悪女と罵られたので退場させていただきます!

11.父公爵の改革①

 馬車のカーテンの隙間からこっそりと街の様子を見るにつけ溜息がでます。経済が活性化すると共に貧富の格差は広がるばかり。街を歩く紳士は血色のいい顔とでっぷりと膨らんだお腹をしている一方で、労働階級の者はげっそりとやせ細っている者が多いのです。職にあぶれた者は王都を目指します。そこでも職にありつかない者は年々増えている始末。それでも止まらない王都の人口増加。十代にならない少年少女が物乞いをする姿など、もはや珍しくありません。御者に物乞いする子供達。それを鞭で払いのける御者。スラムは拡大する一方。宿代が払えずに路上生活する若者たち。夢や希望を見いだせない者達は次々とお酒や薬に逃げていってしまう。

 この国の現状はあまりにも酷かった。

 それでも昔に比べたらマシだと言うのですから何とも言い難いものがあります。
 先々代の時代まで各国で戦争が繰り広げられていた事がそもそもの問題でした。辛うじて勝利側に組できたとはいえ、それで莫大な戦費がなくなるというわけではありません。戦で失った命が戻るはずもなく、戦地から帰ってこられても体の一部が欠損している元兵士たちの見舞金などで財政は逼迫(ひっぱく)。それに加えて、長い戦争期間で国は「少数で経済をまわす」「戦争需要で雇用を生み出している」という状況だったのです。その二つが消失して、経済そのものがガタガタになっていました。とはいえ、それは過去の話。

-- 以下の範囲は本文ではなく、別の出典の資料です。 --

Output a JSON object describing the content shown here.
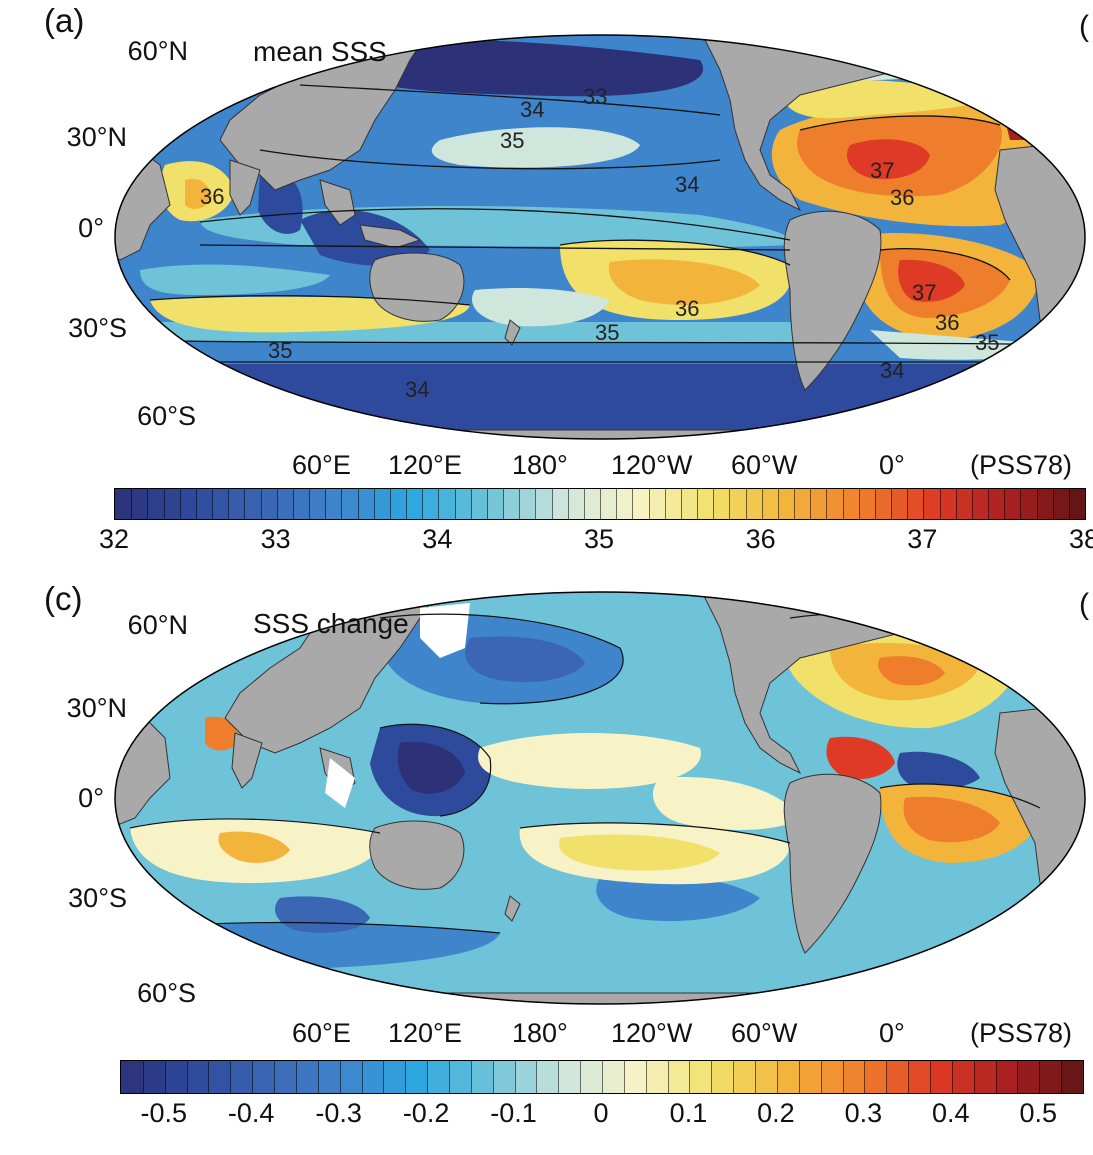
{
  "panels": {
    "a": {
      "letter": "(a)",
      "title": "mean SSS",
      "lat_labels": [
        "60°N",
        "30°N",
        "0°",
        "30°S",
        "60°S"
      ],
      "lon_labels": [
        "60°E",
        "120°E",
        "180°",
        "120°W",
        "60°W",
        "0°"
      ],
      "unit": "(PSS78)",
      "contour_labels": [
        "33",
        "34",
        "35",
        "34",
        "36",
        "36",
        "37",
        "36",
        "37",
        "36",
        "35",
        "35",
        "35",
        "34",
        "34"
      ],
      "colorbar": {
        "min": 32,
        "max": 38,
        "tick_labels": [
          "32",
          "33",
          "34",
          "35",
          "36",
          "37",
          "38"
        ]
      }
    },
    "c": {
      "letter": "(c)",
      "title": "SSS change",
      "lat_labels": [
        "60°N",
        "30°N",
        "0°",
        "30°S",
        "60°S"
      ],
      "lon_labels": [
        "60°E",
        "120°E",
        "180°",
        "120°W",
        "60°W",
        "0°"
      ],
      "unit": "(PSS78)",
      "colorbar": {
        "min": -0.55,
        "max": 0.55,
        "tick_labels": [
          "-0.5",
          "-0.4",
          "-0.3",
          "-0.2",
          "-0.1",
          "0",
          "0.1",
          "0.2",
          "0.3",
          "0.4",
          "0.5"
        ]
      }
    }
  },
  "colors": {
    "land": "#a9a9a9",
    "colormap": [
      "#2c3178",
      "#2e4a9c",
      "#3a66b4",
      "#3f85cc",
      "#2ea7e0",
      "#6ec3d8",
      "#cfe6dc",
      "#f7f3c6",
      "#f1e06a",
      "#f3b43c",
      "#ef7e2c",
      "#de3a25",
      "#a81f21",
      "#5e1414"
    ]
  }
}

 私の父が「宰相位」に就いた時、大勢の民衆が喜びに満ち溢れたそうです。「これでこの国は救われる!」と。
 それだけ現実は深刻だったのです。
 また、ヴァレリー公爵領の発展と民衆の豊かな暮らしぶりは王都を始めとする他領では御伽噺の如く語られていたのもあるでしょう。

 彼らは思った筈です。
 これで自分達も豊かになれると――

 父の就任に希望を託したのには、そういったどうしようもない背景があったからに他なりません。
 現に父は「宰相位」に任命された時に宣言いたしました。
 
『才能のある者を埋もれさせる社会は間違っている。身分の貴賤は問わない。実力のある者がそれ相応の地位に就くことこそ健全な社会が実現できるのだ』

 若き宰相の力強い演説は国中に大きな感動と希望をもたらしました。
 以来、父は実力主義の名の下、才能のある者を積極的に採用し、国の発展に努めて参りました。
 実力ありきの国に生まれ変わる。
 そう肌で感じた民衆は多い。だからこそ父は民衆に熱狂的に支持されたのです。
 宰相ならば、このひへい疲弊(ひへい)した国を生まれ変わらせてくれるという期待。それは労働階級を中心とした民衆の希望だったのかもしれません。
 
 
『今』よりも良き国へ――

 
 民衆が期待した通り、父は辣腕をふるい続け鮮烈な改革を推し進めていったのです。